As Kenneth Anderson notes, the real potential of autonomous cars will only be realized if we outlaw all manual driving and every car on the road drives itself. Cars would then be able to travel safely with less distance between them, which, according to Markoff’s New York Times article, would double road capacity. If a system of artificial intelligence-powered cars makes accidents a thing of the past, we will be able to use lighter materials in car manufacturing, both cutting resource consumption in the car manufacturing process, as well as increasing fuel efficiency.

Such a scenario will not be feasible if there are even a small number of human-driven cars left on the road, or even if autonomous cars include the ability to manually take over the controls. An autonomous car will still be at the mercy of its physical limitations and the constraints of the road system, and will have difficulty avoiding accidents if it shares a congested road with reckless drivers. Another problem is that computerized cars will likely employ very passive driving systems designed to avoid accidents under all circumstances. Aggressive human drivers would be able to take advantage of passive computer drivers all day.
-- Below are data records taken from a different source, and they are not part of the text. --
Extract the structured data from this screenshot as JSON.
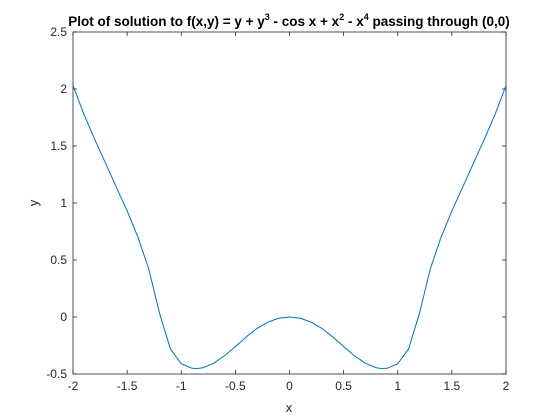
{
  "chart_data": {
    "type": "line",
    "title": {
      "t1": "Plot of solution to f(x,y) = y + y",
      "s1": "3",
      "t2": " - cos x + x",
      "s2": "2",
      "t3": " - x",
      "s3": "4",
      "t4": " passing through (0,0)"
    },
    "xlabel": "x",
    "ylabel": "y",
    "xlim": [
      -2,
      2
    ],
    "ylim": [
      -0.5,
      2.5
    ],
    "x_ticks": [
      "-2",
      "-1.5",
      "-1",
      "-0.5",
      "0",
      "0.5",
      "1",
      "1.5",
      "2"
    ],
    "y_ticks": [
      "-0.5",
      "0",
      "0.5",
      "1",
      "1.5",
      "2",
      "2.5"
    ],
    "grid": false,
    "series": [
      {
        "color": "#0072BD",
        "x": [
          -2.0,
          -1.9,
          -1.8,
          -1.7,
          -1.6,
          -1.5,
          -1.4,
          -1.3,
          -1.2,
          -1.1,
          -1.0,
          -0.9,
          -0.85,
          -0.8,
          -0.7,
          -0.6,
          -0.5,
          -0.4,
          -0.3,
          -0.2,
          -0.1,
          0.0,
          0.1,
          0.2,
          0.3,
          0.4,
          0.5,
          0.6,
          0.7,
          0.8,
          0.85,
          0.9,
          1.0,
          1.1,
          1.2,
          1.3,
          1.4,
          1.5,
          1.6,
          1.7,
          1.8,
          1.9,
          2.0
        ],
        "y": [
          2.03,
          1.78,
          1.56,
          1.35,
          1.14,
          0.93,
          0.7,
          0.42,
          0.03,
          -0.28,
          -0.41,
          -0.45,
          -0.452,
          -0.445,
          -0.405,
          -0.34,
          -0.26,
          -0.175,
          -0.1,
          -0.045,
          -0.011,
          0.0,
          -0.011,
          -0.045,
          -0.1,
          -0.175,
          -0.26,
          -0.34,
          -0.405,
          -0.445,
          -0.452,
          -0.45,
          -0.41,
          -0.28,
          0.03,
          0.42,
          0.7,
          0.93,
          1.14,
          1.35,
          1.56,
          1.78,
          2.03
        ]
      }
    ]
  }
}
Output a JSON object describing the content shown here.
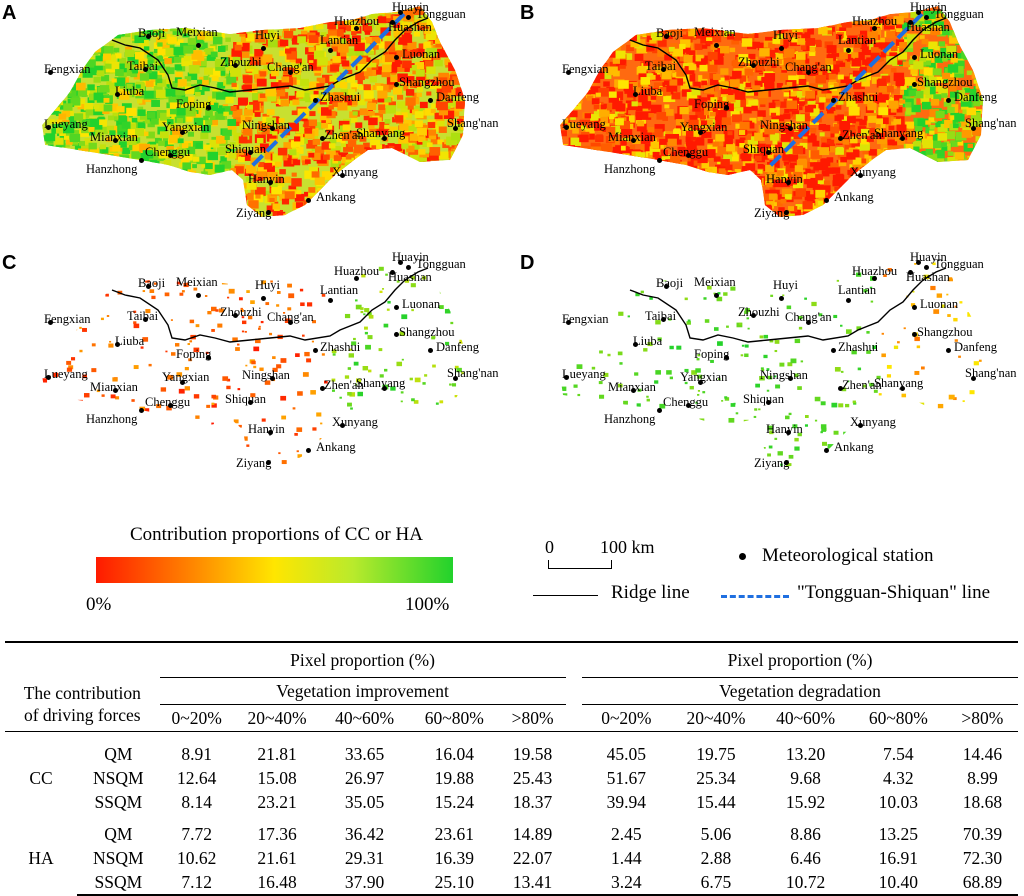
{
  "panels": [
    {
      "letter": "A",
      "style": "full"
    },
    {
      "letter": "B",
      "style": "full-red"
    },
    {
      "letter": "C",
      "style": "sparse-cc"
    },
    {
      "letter": "D",
      "style": "sparse-ha"
    }
  ],
  "stations": [
    "Baoji",
    "Meixian",
    "Huyi",
    "Lantian",
    "Huazhou",
    "Huayin",
    "Tongguan",
    "Huashan",
    "Fengxian",
    "Taibai",
    "Zhouzhi",
    "Chang'an",
    "Luonan",
    "Shangzhou",
    "Liuba",
    "Foping",
    "Zhashui",
    "Danfeng",
    "Shang'nan",
    "Lueyang",
    "Mianxian",
    "Yangxian",
    "Ningshan",
    "Zhen'an",
    "Shanyang",
    "Chenggu",
    "Shiquan",
    "Hanzhong",
    "Hanyin",
    "Xunyang",
    "Ankang",
    "Ziyang"
  ],
  "legend": {
    "colorbar_title": "Contribution proportions of CC or HA",
    "colorbar_min": "0%",
    "colorbar_max": "100%",
    "scale_zero": "0",
    "scale_label": "100 km",
    "station_label": "Meteorological station",
    "ridge_label": "Ridge line",
    "ts_label": "\"Tongguan-Shiquan\" line",
    "colors": {
      "low": "#ff1a00",
      "mid": "#ffe600",
      "high": "#22d22c",
      "ts_line": "#1f6fe0"
    }
  },
  "table": {
    "stub_header_1": "The contribution",
    "stub_header_2": "of driving forces",
    "group_header": "Pixel proportion (%)",
    "improvement": "Vegetation improvement",
    "degradation": "Vegetation degradation",
    "bins": [
      "0~20%",
      "20~40%",
      "40~60%",
      "60~80%",
      ">80%"
    ],
    "rows": [
      {
        "force": "CC",
        "region": "QM",
        "imp": [
          "8.91",
          "21.81",
          "33.65",
          "16.04",
          "19.58"
        ],
        "deg": [
          "45.05",
          "19.75",
          "13.20",
          "7.54",
          "14.46"
        ]
      },
      {
        "force": "",
        "region": "NSQM",
        "imp": [
          "12.64",
          "15.08",
          "26.97",
          "19.88",
          "25.43"
        ],
        "deg": [
          "51.67",
          "25.34",
          "9.68",
          "4.32",
          "8.99"
        ]
      },
      {
        "force": "",
        "region": "SSQM",
        "imp": [
          "8.14",
          "23.21",
          "35.05",
          "15.24",
          "18.37"
        ],
        "deg": [
          "39.94",
          "15.44",
          "15.92",
          "10.03",
          "18.68"
        ]
      },
      {
        "force": "HA",
        "region": "QM",
        "imp": [
          "7.72",
          "17.36",
          "36.42",
          "23.61",
          "14.89"
        ],
        "deg": [
          "2.45",
          "5.06",
          "8.86",
          "13.25",
          "70.39"
        ]
      },
      {
        "force": "",
        "region": "NSQM",
        "imp": [
          "10.62",
          "21.61",
          "29.31",
          "16.39",
          "22.07"
        ],
        "deg": [
          "1.44",
          "2.88",
          "6.46",
          "16.91",
          "72.30"
        ]
      },
      {
        "force": "",
        "region": "SSQM",
        "imp": [
          "7.12",
          "16.48",
          "37.90",
          "25.10",
          "13.41"
        ],
        "deg": [
          "3.24",
          "6.75",
          "10.72",
          "10.40",
          "68.89"
        ]
      }
    ]
  }
}
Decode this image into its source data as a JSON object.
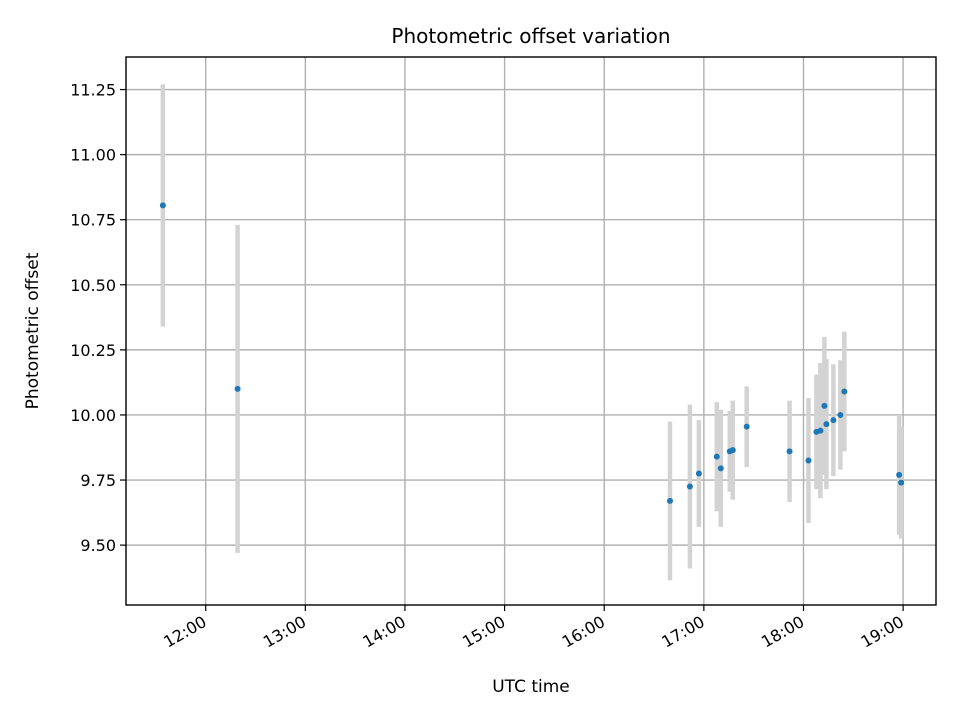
{
  "chart_data": {
    "type": "scatter",
    "title": "Photometric offset variation",
    "xlabel": "UTC time",
    "ylabel": "Photometric offset",
    "x_unit": "hours UTC",
    "xlim": [
      11.2,
      19.33
    ],
    "ylim": [
      9.27,
      11.375
    ],
    "x_ticks": [
      {
        "value": 12,
        "label": "12:00"
      },
      {
        "value": 13,
        "label": "13:00"
      },
      {
        "value": 14,
        "label": "14:00"
      },
      {
        "value": 15,
        "label": "15:00"
      },
      {
        "value": 16,
        "label": "16:00"
      },
      {
        "value": 17,
        "label": "17:00"
      },
      {
        "value": 18,
        "label": "18:00"
      },
      {
        "value": 19,
        "label": "19:00"
      }
    ],
    "y_ticks": [
      {
        "value": 9.5,
        "label": "9.50"
      },
      {
        "value": 9.75,
        "label": "9.75"
      },
      {
        "value": 10.0,
        "label": "10.00"
      },
      {
        "value": 10.25,
        "label": "10.25"
      },
      {
        "value": 10.5,
        "label": "10.50"
      },
      {
        "value": 10.75,
        "label": "10.75"
      },
      {
        "value": 11.0,
        "label": "11.00"
      },
      {
        "value": 11.25,
        "label": "11.25"
      }
    ],
    "grid": true,
    "marker_color": "#1f77b4",
    "errorbar_color": "#d3d3d3",
    "series": [
      {
        "points": [
          {
            "x": 11.57,
            "y": 10.805,
            "err": 0.465
          },
          {
            "x": 12.32,
            "y": 10.1,
            "err": 0.63
          },
          {
            "x": 16.66,
            "y": 9.67,
            "err": 0.305
          },
          {
            "x": 16.86,
            "y": 9.725,
            "err": 0.315
          },
          {
            "x": 16.95,
            "y": 9.775,
            "err": 0.205
          },
          {
            "x": 17.13,
            "y": 9.84,
            "err": 0.21
          },
          {
            "x": 17.17,
            "y": 9.795,
            "err": 0.225
          },
          {
            "x": 17.26,
            "y": 9.86,
            "err": 0.155
          },
          {
            "x": 17.29,
            "y": 9.865,
            "err": 0.19
          },
          {
            "x": 17.43,
            "y": 9.955,
            "err": 0.155
          },
          {
            "x": 17.86,
            "y": 9.86,
            "err": 0.195
          },
          {
            "x": 18.05,
            "y": 9.825,
            "err": 0.24
          },
          {
            "x": 18.13,
            "y": 9.935,
            "err": 0.22
          },
          {
            "x": 18.17,
            "y": 9.94,
            "err": 0.26
          },
          {
            "x": 18.21,
            "y": 10.035,
            "err": 0.265
          },
          {
            "x": 18.23,
            "y": 9.965,
            "err": 0.25
          },
          {
            "x": 18.3,
            "y": 9.98,
            "err": 0.215
          },
          {
            "x": 18.37,
            "y": 10.0,
            "err": 0.21
          },
          {
            "x": 18.41,
            "y": 10.09,
            "err": 0.23
          },
          {
            "x": 18.96,
            "y": 9.77,
            "err": 0.23
          },
          {
            "x": 18.98,
            "y": 9.74,
            "err": 0.215
          }
        ]
      }
    ]
  }
}
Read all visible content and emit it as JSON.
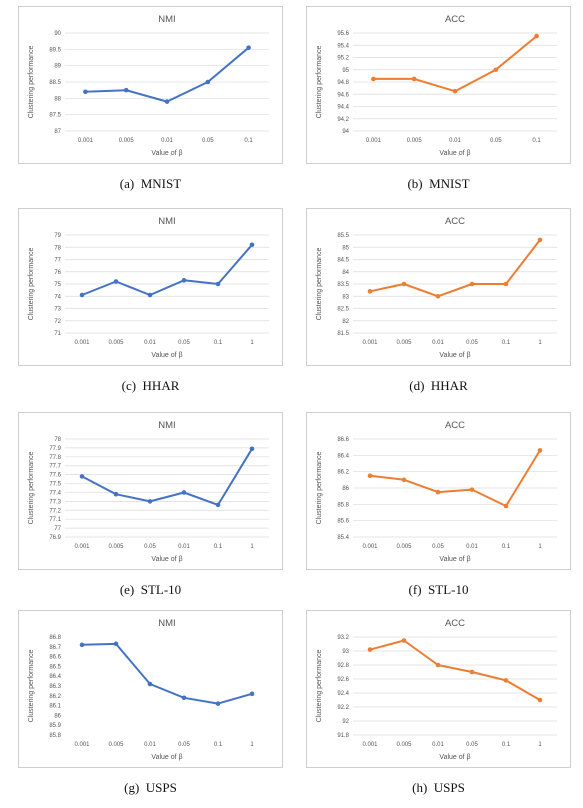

How feasible is a system of exclusively self-driven cars? The technology will not likely be the problem. We already have cars that can parallel park with limited input from the driver, as well as cars that brake on their own if a crash is imminent. Additionally, driving can be fairly easily broken down into various algorithms and functions, as the main variables involved are predictable: lanes of standard widths and traffic lights that change in predictable intervals. Currently, the only truly unpredictable element is the behavior of other drivers which would be much more foreseeable once computers take control.

The greatest barriers to such a system might very well be legal in nature. One such barrier is liability. In a system of robot-driven cars where people are free to do other things while their cars transport them from place to place, such as checking email or napping, who should bear accident liability? Since the benefit of such technology is to allow drivers to perform other tasks while in the car, placing accident liability on them would be counterproductive. Putting liability on the technology companies might discourage the innovation needed to fully develop the technology in the first place. On the other hand, if the technology works like it is supposed to, crashes should become a rare occurrence, reducing such a burden. Another possibility is that insurance companies will bear liability.

A second issue that comes up is whether the government should be able to outlaw something as fundamental to our society as driving cars. Americans have loved their cars for decades. Many of us know people who beam with joy after a car purchase and enjoy the freedom associated with taking a car for a spin on an open road. There will undoubtedly be drivers with squeaky-clean driving records who will claim that their driving poses no threat to everyone else. There will also be people who will distrust having a computer take over their driving, especially since the consequences of a malfunction might include serious injury and death. Some may even claim that their driving is a form of expression, and that a ban violates their First Amendment rights.

However, I think the government will ultimately prevail. Congress can look to the Commerce Clause for a Constitutional source of authority in passing legislation requiring use of self-driving cars on roads. Is there a countervailing fundamental right being infringed? Ever since The Passenger Cases, the Supreme Court has recognized a basic right to interstate travel and laws prohibiting or burdening interstate travel must meet strict scrutiny. Nevertheless, it does not appear that mandating use of self-driving cars would substantially burden this right. Airplanes, trains, and perhaps even self-driving buses will still be available as modes of transportation. Furthermore, since self-driving cars will ostensibly be safer, they can be built in such a way as to accommodate the much lower likelihood of accidents, driving car prices down. This lower likelihood of accidents would drive insurance premiums down as well. Moreover, better fuel efficiency means less spending at the pump.

The Destination

Judging from Google’s promising test runs, it appears that it is not a matter of if but when a self-driving car will become available to consumers. When that day comes, we should be ready to hurdle the legal issues that pose the greatest barrier to a system of autonomous cars. Once we implement such a system, the benefits will be nothing short of extraordinary.